I was also quiet and the whole room was reticent like ancient necropolis. We both looked each other in an inexplicable silence to the point that if an atom of sand fell its sound would be heard without any distinct attention. I knew I had hit a wounded place inside her heart.

Mother looked my face. Her eyeballs changed to red and swollen like a piece of bread in water, while the tears were still coming. I couldn't help but join my mum on the queue of tear. Although she never spoke, I already understood the situation and the atmosphere of the room had told me what she would say. She placed her hand on my head, rendering the praise-poetry of our lineage. She eventually talked.

"That is your brother Joseph. He died when you were 2years old, still a crawling baby who loved doing dangerous thing as stubborn boys of your age then would do." she said. “He fell off the staircase" she continued “while trying to save you from falling. We rushed him to the nearby hospital where he was confirmed dead, having established that he struck his head with one of the banisters."

"while saving me?" I was puzzled. "Yes" Mum responded with clear conviction. “She died your death and that was a long time ago." she continued with a slight smile. The smile, to me, was to lighten my mood or delete the pain of me killing my brother.
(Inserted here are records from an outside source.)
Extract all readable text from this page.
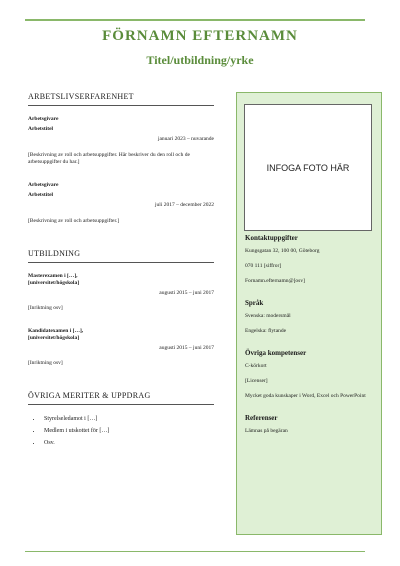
FÖRNAMN EFTERNAMN
Titel/utbildning/yrke
ARBETSLIVSERFARENHET
Arbetsgivare
Arbetstitel
januari 2023 – nuvarande
[Beskrivning av roll och arbetsuppgifter. Här beskriver du den roll och de arbetsuppgifter du har.]
Arbetsgivare
Arbetstitel
juli 2017 – december 2022
[Beskrivning av roll och arbetsuppgifter.]
UTBILDNING
Masterexamen i […],
[universitet/högskola]
augusti 2015 – juni 2017
[Inriktning osv]
Kandidatexamen i […],
[universitet/högskola]
augusti 2015 – juni 2017
[Inriktning osv]
ÖVRIGA MERITER & UPPDRAG
• Styrelseledamot i […]
• Medlem i utskottet för […]
• Osv.
INFOGA FOTO HÄR
Kontaktuppgifter
Kungsgatan 32, 100 00, Göteborg
070 111 [siffror]
Fornamn.efternamn@[osv]
Språk
Svenska: modersmål
Engelska: flytande
Övriga kompetenser
C-körkort
[Licenser]
Mycket goda kunskaper i Word, Excel och PowerPoint
Referenser
Lämnas på begäran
"but why didn't you tell me all these years? Why did you keep this picture away from my seeing?" I asked. "you want us tell you that? You are still young. Don't think you are old enough to understand the whole life. You still have a long way to go. But remember that death is inevitable. We shall go where your brother goes, and there we shall re-learn love again at the right side of our Lord Jesus Christ." she replied. That was the last thing she said before facing what she was doing-packing some clothes together, separating old from new ones. It was on Sunday evening. That night was sour in our house.

That was how I knew of my brother. He wanted to study Medicine and Surgery at the prestigious University of Northwest when he grew up, but death truncated the dream. That is death, the boastful dreams-killer.

It was already 9:30pm. Mum couldn't cook due to the serious conversational engagement with her. Daddy wasn't around; he travelled, so it was my mum and me, the only male child and my little sister in her cradle, sucking her fingers in sumptuous comfort. We went to bed with our stomach empty. Such situation made someone filled up.

The following morning at exactly 8am when the rising sun was almost chasing the morning dew inside, they said Mama Deborah was dead, after a few weeks of serious illness and Mallam Bala, a famous jovial and well-loved beggar who usually played with the children was crushed to death by one over-speeding trailer while finding his morning solace on the street.

"Ina lilayhi wahina ilay rajiuna. From Allah we come and from Him we shall return. Mama Deborah was a nice woman. It is saddened that death snatched her from us after a long battle with heart-attack." said Alhaji Sumaila, a daily thrift-collector who broke the bad news to us on that very Monday morning. I was about set for school when he brought that sorrowful news. I left home with my heart encumbered with grief. The grief was not only because those who were reported death were good people, but also because of having a week laden with sadness. Granny had told us that what started our Monday would end the whole week. That was the myth which we believed in, because it was real.